We are not a closed country with a touch-me-not approach to legislation. They tried to make the entire system of Waqf a touch-me-not one. This approach is neither in national interest nor in the interest of society. The idea (of the Act) is to bring the system within the Constitutional hierarchy to benefit stakeholders.
People must understand that when they talk about (land going back to) 1913, baat niklegi to door talaq jaayegi (a lot of other things will come up).
The Judicial Committee of the British Privy Council held in 1894-95 that this is a system of the worst kind. Countries under British rule then reformed their Waqf systems. I was Union Minority Affairs minister for a long time and studied this issue in depth.
In India, the Muslim League went for communal polarisation. They politically exploited the issue. In 1910, (Muhammad Ali) Jinnah became a member of the Imperial Legislative Council from Bombay in connivance with the British. The 1913 Act was a product of Jinnah’s connivance with the British… Even in Pakistan, the Waqf system has been reformed in 1959, 1960, etc.
They claim Hindus have been included in the Waqf Council and Waqf boards, but we need to understand that after Partition, Muslims went to Pakistan in large numbers while Hindus and Sikhs came to India in large numbers. The Muslims who chose to leave India left their properties behind, while those Hindus and Sikhs who chose India left theirs in Pakistan. The Muslims (in Pakistan) were allowed to occupy the vacant properties, and today own them. But Hindus who chose India are neither owners nor tenants of those properties that the Muslims left behind. A sword constantly dangles over their heads. Hence, non-Muslims are also stakeholders in the Waqf system.

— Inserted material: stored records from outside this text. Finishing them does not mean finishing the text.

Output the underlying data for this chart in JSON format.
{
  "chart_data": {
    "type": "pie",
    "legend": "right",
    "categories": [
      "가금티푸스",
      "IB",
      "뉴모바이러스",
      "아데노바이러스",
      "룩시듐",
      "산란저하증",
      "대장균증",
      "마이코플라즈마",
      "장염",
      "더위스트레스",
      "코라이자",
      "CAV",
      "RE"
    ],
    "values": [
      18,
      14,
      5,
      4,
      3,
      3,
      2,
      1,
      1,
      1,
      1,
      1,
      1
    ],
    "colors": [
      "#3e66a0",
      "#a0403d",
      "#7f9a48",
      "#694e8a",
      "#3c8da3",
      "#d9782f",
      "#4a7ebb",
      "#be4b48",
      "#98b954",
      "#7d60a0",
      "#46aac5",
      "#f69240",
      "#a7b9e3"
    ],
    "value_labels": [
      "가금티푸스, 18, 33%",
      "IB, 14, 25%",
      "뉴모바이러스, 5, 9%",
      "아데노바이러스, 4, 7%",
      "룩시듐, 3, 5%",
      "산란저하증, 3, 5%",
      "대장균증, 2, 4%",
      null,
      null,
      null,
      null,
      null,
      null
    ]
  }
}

(Religious) conversions are dangerous, particularly if they are forced, taken up by fraudulent means or are funded. When one speaks about tribals, they should ask for whom the Waqf system exists? It is for Muslims and only those practising Islam can do Waqf.

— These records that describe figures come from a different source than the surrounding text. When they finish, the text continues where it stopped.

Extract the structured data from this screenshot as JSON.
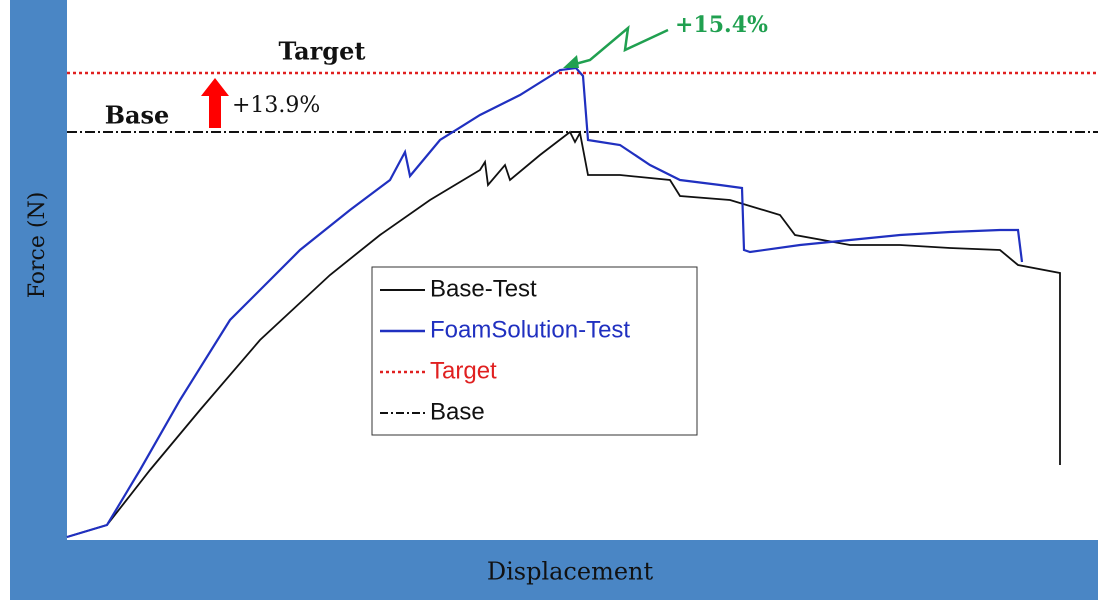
{
  "chart_data": {
    "type": "line",
    "xlabel": "Displacement",
    "ylabel": "Force (N)",
    "annotations": {
      "target": "Target",
      "base": "Base",
      "increase_base": "+13.9%",
      "increase_peak": "+15.4%"
    },
    "legend": [
      "Base-Test",
      "FoamSolution-Test",
      "Target",
      "Base"
    ]
  }
}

As I said earlier, non-Muslims are also stakeholders in the Waqf system as they left everything they owned in Pakistan. Their stakes need to be respected. People in many states say things like… ‘We got this shop in 1949 when our family came to India from Pakistan, but I still get notices and have to pay hafta to retain them’. So, legal correction is the need of the hour.
Please remember that people have been claiming half the country’s property as Waqf. They say Parliament, roads, fields, trees and rivers are Waqf properties. This kind of criminal anarchy needed to be remedied by bringing it within the bounds of the Constitution. Faith is protected under the law but administrative problems need to be addressed.